In other news. The Playlist‘s Kevin Jagernauth has good news for champions of Michael Cimino’s notorious Heaven’s Gate: “The Venice Film Festival announced today that a restored version of the 219-minute cut of the film will screen on the Lido this year (where it first premiered in 1982), and even more, Cimino himself will be making a rare public appearance (and will finally put to bed those rumors he had a sex change).

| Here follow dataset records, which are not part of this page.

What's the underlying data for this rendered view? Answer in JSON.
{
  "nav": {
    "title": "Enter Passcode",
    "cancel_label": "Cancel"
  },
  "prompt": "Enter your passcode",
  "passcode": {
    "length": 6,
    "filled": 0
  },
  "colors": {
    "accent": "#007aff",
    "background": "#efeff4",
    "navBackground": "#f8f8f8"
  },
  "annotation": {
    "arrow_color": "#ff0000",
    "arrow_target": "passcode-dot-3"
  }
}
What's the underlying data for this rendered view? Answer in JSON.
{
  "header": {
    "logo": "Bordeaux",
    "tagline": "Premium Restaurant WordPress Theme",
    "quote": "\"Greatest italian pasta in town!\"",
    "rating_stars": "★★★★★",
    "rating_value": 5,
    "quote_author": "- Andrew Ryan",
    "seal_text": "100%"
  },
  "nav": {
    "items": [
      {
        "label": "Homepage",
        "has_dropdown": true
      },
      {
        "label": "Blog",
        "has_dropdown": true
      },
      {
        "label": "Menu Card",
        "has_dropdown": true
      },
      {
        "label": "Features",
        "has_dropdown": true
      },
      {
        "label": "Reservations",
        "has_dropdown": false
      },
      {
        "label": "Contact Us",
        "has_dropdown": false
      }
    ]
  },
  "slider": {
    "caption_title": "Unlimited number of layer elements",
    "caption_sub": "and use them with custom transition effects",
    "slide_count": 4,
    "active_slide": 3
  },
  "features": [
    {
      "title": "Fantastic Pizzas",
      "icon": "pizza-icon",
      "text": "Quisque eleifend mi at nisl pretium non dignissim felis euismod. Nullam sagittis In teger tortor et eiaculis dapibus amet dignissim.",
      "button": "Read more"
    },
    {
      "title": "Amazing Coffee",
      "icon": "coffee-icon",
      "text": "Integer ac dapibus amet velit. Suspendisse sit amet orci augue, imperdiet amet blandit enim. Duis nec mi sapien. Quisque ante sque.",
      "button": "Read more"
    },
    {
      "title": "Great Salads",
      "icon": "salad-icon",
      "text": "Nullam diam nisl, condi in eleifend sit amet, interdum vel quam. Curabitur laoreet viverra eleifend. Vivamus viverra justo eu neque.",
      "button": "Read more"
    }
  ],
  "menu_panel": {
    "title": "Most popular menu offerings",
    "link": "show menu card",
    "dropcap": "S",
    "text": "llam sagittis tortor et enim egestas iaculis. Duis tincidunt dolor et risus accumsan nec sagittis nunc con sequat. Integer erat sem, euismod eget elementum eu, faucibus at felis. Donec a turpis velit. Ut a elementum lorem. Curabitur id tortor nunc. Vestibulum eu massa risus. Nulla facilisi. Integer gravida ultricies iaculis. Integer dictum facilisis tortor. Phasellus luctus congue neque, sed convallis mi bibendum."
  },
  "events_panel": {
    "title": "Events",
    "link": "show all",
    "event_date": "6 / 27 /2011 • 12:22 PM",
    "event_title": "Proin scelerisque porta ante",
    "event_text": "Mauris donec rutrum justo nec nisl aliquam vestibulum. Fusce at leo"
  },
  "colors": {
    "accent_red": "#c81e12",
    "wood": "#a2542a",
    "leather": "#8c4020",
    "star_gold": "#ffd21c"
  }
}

The curious nugget of info is that in the press release it says they will be screening a ‘restored copy by Criterion.’ Could an edition on the boutique label be far away?”
“I’ve had wind of this for a while,” begins Nick Dawson at Filmmaker, “via both filmmaker Kentucker Audley and programmer Miriam Bale (who has a feature on Beasts of the Southern Wild in our current issue), but now the news is public. On September 14 and 15, the 92Y Tribeca will host the first La Di Da film festival, which takes a look at the recent work of a group of post-Mumblecore figures, including Amy Seimetz, the Safdies, Sean Price Williams, Dustin Guy Defa, Alex Karpovsky, Kate Lyn Sheil, Eléonore Hendricks and Audley.”
In the works. Edgar Wright will direct Collider, a sci-fi film he’ll co-write with Mark Protosevich and co-produce with J.J. Abrams, reports Deadline‘s Mike Fleming.
Obits. With a remarkable roundup, Catherine Grant remembers Dai Vaughan, “film editor, maker, critic, scholar, and poet extraordinaire.” He was 78.
“Frank Pierson, the Oscar-winning screenwriter of Dog Day Afternoon and Cool Hand Luke, has died at the age of 87, after a career that saw him working in television on shows like Mad Men and The Good Wife right up to the end of his life.” Adam Martin for the Atlantic Wire: “The Hollywood Reporter‘s Duane Byrge has a good overview of Pierson’s legendary career, which included Emmy awards for directing Conspiracy and Truman as well as a stint as the president of the Academy of Motion Picture Arts and Sciences from 2001 to 2005.”
“Sherman Hemsley, the onetime stage actor who became a pop-culture fixture as dry-cleaning entrepreneur George Jefferson on All in the Family and The Jeffersons, has died at age 74,” writes Time‘s James Poniewozik. “As Norman Lear created him and Hemsley brought him to life, George was an example of how the same things that make sitcom characters outsized and hilarious can make them believable and real.”